But in a country mired in corruption, the protection of constitutional rights is elusive. Some women report that their lawyers have been shot and killed en route to the prison. Others say judges have been bribed.

A Times review of nearly three hours of video -- shot inside the prison and provided by Hashimi, who is leading a call for protecting prisoners' rights and establishing a credible justice system -- suggests the problems are deep-rooted and systemic.

The ministries of Justice, Information and Human Rights denied repeated requests by a reporter to visit the prison.

"It will cause contradiction and controversy," said Busho Ibrahim, deputy minister of Justice, who oversees prisons. "People will start questioning the human rights and whether they're guilty or not. . . . I can guarantee you there are no human rights violations. We had four or five accusations, but after investigating they turned out not to be true."

But tales of injustice and inhumane treatment are plentiful in letters from female inmates, and evidence gathered by members of parliament and human rights activists indicates that the problems begin from the moment a woman is detained.

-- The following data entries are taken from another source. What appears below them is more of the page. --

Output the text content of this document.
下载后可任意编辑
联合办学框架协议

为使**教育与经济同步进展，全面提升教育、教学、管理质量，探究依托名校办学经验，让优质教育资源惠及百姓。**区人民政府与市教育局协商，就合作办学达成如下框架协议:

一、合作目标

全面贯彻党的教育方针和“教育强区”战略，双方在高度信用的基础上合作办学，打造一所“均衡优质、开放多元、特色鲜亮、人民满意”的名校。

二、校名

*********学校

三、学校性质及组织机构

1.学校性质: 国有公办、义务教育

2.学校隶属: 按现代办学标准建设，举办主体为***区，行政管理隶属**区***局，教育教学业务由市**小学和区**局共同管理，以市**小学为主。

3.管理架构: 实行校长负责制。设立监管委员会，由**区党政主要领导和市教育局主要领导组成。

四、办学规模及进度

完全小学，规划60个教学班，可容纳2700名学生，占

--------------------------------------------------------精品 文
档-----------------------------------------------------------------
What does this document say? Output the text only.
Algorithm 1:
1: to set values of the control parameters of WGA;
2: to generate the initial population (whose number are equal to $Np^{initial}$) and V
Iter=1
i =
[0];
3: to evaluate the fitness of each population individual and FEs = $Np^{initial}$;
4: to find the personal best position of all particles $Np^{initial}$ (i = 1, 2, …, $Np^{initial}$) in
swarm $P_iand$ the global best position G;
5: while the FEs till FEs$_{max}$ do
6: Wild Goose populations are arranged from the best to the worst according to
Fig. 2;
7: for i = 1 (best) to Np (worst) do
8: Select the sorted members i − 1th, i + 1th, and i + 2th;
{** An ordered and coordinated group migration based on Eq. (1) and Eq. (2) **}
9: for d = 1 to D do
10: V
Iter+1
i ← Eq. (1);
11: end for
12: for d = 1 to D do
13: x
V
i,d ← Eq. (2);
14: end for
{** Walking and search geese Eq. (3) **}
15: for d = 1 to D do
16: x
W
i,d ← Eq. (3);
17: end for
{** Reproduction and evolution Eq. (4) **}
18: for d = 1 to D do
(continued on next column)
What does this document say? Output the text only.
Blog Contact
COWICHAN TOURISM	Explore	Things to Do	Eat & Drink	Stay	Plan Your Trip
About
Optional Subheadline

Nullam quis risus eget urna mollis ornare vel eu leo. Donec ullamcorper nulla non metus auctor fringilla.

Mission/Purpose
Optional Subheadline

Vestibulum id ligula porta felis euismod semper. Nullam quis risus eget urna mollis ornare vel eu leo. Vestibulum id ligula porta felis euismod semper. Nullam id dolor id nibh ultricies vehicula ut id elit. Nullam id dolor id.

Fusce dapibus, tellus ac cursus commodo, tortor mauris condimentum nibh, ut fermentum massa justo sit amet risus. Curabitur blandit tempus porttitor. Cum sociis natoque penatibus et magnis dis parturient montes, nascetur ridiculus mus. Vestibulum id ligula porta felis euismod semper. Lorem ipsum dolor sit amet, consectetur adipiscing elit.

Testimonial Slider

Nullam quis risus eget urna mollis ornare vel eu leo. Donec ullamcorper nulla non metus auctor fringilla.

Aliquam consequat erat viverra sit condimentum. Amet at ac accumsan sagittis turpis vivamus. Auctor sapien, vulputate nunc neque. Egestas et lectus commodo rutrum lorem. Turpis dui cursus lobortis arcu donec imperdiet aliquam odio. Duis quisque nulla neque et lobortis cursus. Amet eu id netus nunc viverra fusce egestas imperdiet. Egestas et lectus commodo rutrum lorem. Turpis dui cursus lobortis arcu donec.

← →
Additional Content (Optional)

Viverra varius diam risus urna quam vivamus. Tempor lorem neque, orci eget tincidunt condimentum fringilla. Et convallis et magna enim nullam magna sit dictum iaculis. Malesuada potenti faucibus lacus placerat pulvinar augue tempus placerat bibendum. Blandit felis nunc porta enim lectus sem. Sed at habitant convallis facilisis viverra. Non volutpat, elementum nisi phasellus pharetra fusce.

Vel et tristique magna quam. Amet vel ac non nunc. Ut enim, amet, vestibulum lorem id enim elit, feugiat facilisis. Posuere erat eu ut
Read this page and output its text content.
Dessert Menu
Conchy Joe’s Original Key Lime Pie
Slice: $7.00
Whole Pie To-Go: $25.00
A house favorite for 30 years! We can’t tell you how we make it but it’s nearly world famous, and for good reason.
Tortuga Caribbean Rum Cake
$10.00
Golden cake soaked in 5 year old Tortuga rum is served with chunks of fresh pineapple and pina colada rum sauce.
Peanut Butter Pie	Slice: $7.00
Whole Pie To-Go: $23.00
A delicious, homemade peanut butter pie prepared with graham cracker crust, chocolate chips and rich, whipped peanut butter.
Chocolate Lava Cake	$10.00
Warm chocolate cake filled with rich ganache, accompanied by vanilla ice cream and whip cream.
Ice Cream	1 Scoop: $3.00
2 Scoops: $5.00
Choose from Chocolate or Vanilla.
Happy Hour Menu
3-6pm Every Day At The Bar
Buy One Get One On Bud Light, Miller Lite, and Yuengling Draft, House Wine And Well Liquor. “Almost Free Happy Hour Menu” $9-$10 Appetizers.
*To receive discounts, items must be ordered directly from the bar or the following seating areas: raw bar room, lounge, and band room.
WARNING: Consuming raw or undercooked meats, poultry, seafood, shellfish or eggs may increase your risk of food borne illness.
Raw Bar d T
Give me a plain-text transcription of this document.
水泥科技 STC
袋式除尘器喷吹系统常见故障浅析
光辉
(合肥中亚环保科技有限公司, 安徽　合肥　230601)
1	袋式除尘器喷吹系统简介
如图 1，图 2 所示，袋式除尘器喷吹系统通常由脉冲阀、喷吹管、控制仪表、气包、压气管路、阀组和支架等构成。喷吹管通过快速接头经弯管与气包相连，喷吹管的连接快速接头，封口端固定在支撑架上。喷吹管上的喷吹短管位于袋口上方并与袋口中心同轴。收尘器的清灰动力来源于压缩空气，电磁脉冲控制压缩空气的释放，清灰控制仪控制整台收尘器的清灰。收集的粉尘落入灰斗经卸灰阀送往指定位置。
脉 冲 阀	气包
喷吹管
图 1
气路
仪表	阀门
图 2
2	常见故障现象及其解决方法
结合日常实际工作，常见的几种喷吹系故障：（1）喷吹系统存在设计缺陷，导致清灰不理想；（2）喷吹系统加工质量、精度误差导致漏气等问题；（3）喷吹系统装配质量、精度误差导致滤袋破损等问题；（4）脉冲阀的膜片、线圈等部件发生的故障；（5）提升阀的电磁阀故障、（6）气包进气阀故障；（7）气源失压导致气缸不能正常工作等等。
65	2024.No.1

"This is not acceptable in any war in any time," inmate Suad Aziz Abbas, a former elementary school principal with 30 years of government service, says in one of the videos.

She and her daughter, a college student and newlywed, were charged with murder, convicted and sentenced to life in prison. Their arrests came as Abbas was searching for her only son, an oil engineer, who went missing in 2004. She had sought help from the Human Rights Ministry and elsewhere, she said, to no avail.